Technology

MICO Framework

The MICO Platform is an environment that will allow to analyse “media in context” by orchestrating a set of different analysis components that can work in sequence on content, each adding their bit of additional information to the final result. Analysis components can e.g. be a “language detector” (identifying the language of text or an audio track), a “keyframe extractor” (identifying relevant images from a video), a “face detector” (identifying objects that could be faces), a “face recognizer” (assigning faces to concrete persons), an “entity linker” (assigning objects to concrete entities) or a “disambiguation component” (resolving possible alternatives be choosing the more likely given the context). Further details are described in the deliverables D6.1.1 and D6.2.1.

  • Media Extractors

    The MICO extractors include animal detection, textual analysis, video quality, temporal, segmentation, automatic speech recognition, speech-music discrimination, face detection, audio tampering detection and further extractors based on showcase requirements

  • Media Broker

    Built on top of RabbitMQ, providing processing queues, infrastructure for service registration and extractor scheduling including event API for Java and C++ extractors and extended extractor model for properties, parameters, multiple inputs and outputs, syntactic vs. semantic descriptions, contexts; extractor registration and discovery service: “workflow planner” for manual an semi-automatic creation of workflows; Apache Camel for workflow execution, dynamic routing in analysis workflows; support for Enterprise Integration Patterns (EIP).

  • Metadata Model

    Provides harmonised model for publishing analysis results with a common data semantic in the cross-media context based on RDF, support for all media types, spatial/temporal media fragments, provenance, core concept: Open Annotation Data Model (OADM), with MICO-specific vocabularies and relation extensions, able to represent accumulations and correlations of annotation results and facilitates mapping of native extractor output of RDF via API.

  • Querying

    MICO querying extends SPARQL to SPARQL-MM to bridge the gap between interlinked resources and multimedia data, e.g. “point me to scenes within videos where Barack Obama is standing to the left of the CEO of Greenpeace while talking about whale hunting” and supports additional features like asset relatedness, proper media presentation layer

  • Recommendation

    MICO cross-media recommendation provides extractor and manual annotations, content metadata, and usage information for all relevant types can be used to enrich and extend the recommendation models, providing recommendations for all relevant media types, e.g. user preferences fro image with lions (e.g. identified by automatic image analysis or manual annotation, and usage information) can be used to recommend related images, documents, posts videos, or video fragments, to current focus: content-based recommendation, using PredictionIO and a monitoring API for data collection and collaboration filtering based on user-item interaction, recommendation of users (using e.g. Apache Mahout; recommendation of fragments (e.g. specific news segments); support for cross-media recommendation based on e.g. topics, specifies via media extraction. The persistence layer is based on HDFS (content) and Apache Marmotta (metadata)

OPEN SOURCE

The MICO platform and the extractor APIs are Open Source Software (OSS) and licensed under the Apache License Version 2.0. . As for the MICO extractors, there is an “open business” approach: Many extractors are  OSS (and will be released soon) while other are closed source commercial software(e.g. they have been brought into the project as so-called “background knowledge”). The modular, service based MICO system architecture makes it easy to develop, deploy and run both types of extractors.

mico_extractor_oss

We used a lot of existing open source software for extractor implementation (see Figure below). Thus MICO directly benefit from the scientific advances and improvements made within these popular OSS projects.

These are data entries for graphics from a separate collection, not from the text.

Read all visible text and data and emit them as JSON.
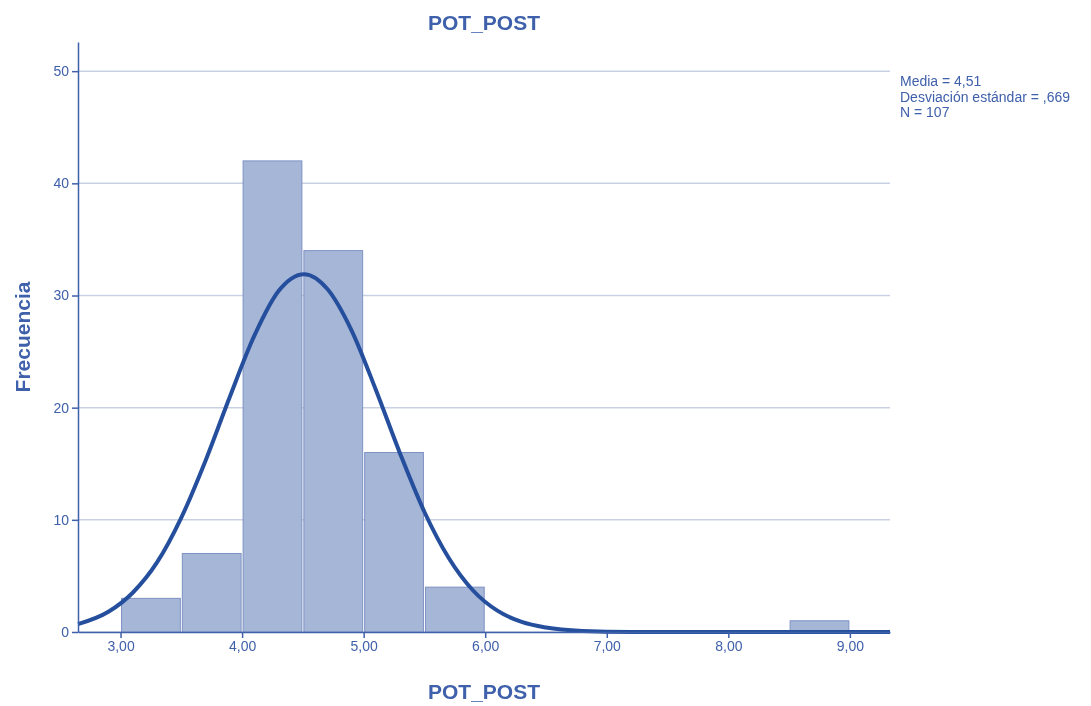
{
  "chart_data": {
    "type": "histogram",
    "title": "POT_POST",
    "xlabel": "POT_POST",
    "ylabel": "Frecuencia",
    "annotations": [
      "Media = 4,51",
      "Desviación estándar = ,669",
      "N = 107"
    ],
    "xlim": [
      2.65,
      9.33
    ],
    "ylim": [
      0,
      52.6
    ],
    "xticks": [
      {
        "value": 3,
        "label": "3,00"
      },
      {
        "value": 4,
        "label": "4,00"
      },
      {
        "value": 5,
        "label": "5,00"
      },
      {
        "value": 6,
        "label": "6,00"
      },
      {
        "value": 7,
        "label": "7,00"
      },
      {
        "value": 8,
        "label": "8,00"
      },
      {
        "value": 9,
        "label": "9,00"
      }
    ],
    "yticks": [
      0,
      10,
      20,
      30,
      40,
      50
    ],
    "grid": "y",
    "series": [
      {
        "color": "#a6b6d7",
        "bins": [
          3,
          3.5,
          4,
          4.5,
          5,
          5.5,
          6,
          6.5,
          7,
          7.5,
          8,
          8.5,
          9
        ],
        "values": [
          3,
          7,
          42,
          34,
          16,
          4,
          0,
          0,
          0,
          0,
          0,
          1
        ]
      },
      {
        "type": "line",
        "color": "#254f9d",
        "x": [
          2.65,
          2.9,
          3.1,
          3.3,
          3.5,
          3.7,
          3.9,
          4.1,
          4.3,
          4.51,
          4.7,
          4.9,
          5.1,
          5.3,
          5.5,
          5.7,
          5.9,
          6.1,
          6.3,
          6.5,
          6.8,
          7.2,
          8,
          9.33
        ],
        "values": [
          0.7,
          1.8,
          3.5,
          6.2,
          10.2,
          15.3,
          21,
          26.4,
          30.4,
          31.9,
          30.6,
          26.9,
          21.6,
          15.9,
          10.7,
          6.6,
          3.7,
          1.9,
          0.9,
          0.4,
          0.1,
          0,
          0,
          0
        ]
      }
    ]
  }
}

Apache Stanbol™ provides a set of reusable components for semantic content management.

Apache Stanbol’s extends traditional content management systems with semantic services. Other feasible use cases include: direct usage from web applications (e.g. for tag extraction/suggestion; or text completion in search fields), ‘smart’ content workflows or email routing based on extracted entities, topics and more. Apache Stanbol™ is a trademark and project of the Apache Software Foundation independent of MICO.

Apache Marmotta™ (top-level project) is an Open Platform for Linked Data.

Apache Marmotta™ provides an open implementation of a Linked Data Platform that can be used, extended and deployed easily by organisations who want to publish Linked Data or build custom applications on Linked Data. Apache Marmotta™ is a project and a trademark of the Apache Software Foundation, independent of MICO, although our team is committed to the development and continuous growth of this project. Apache Marmotta™ is a trademark and project of the Apache Software Foundation independent of MICO.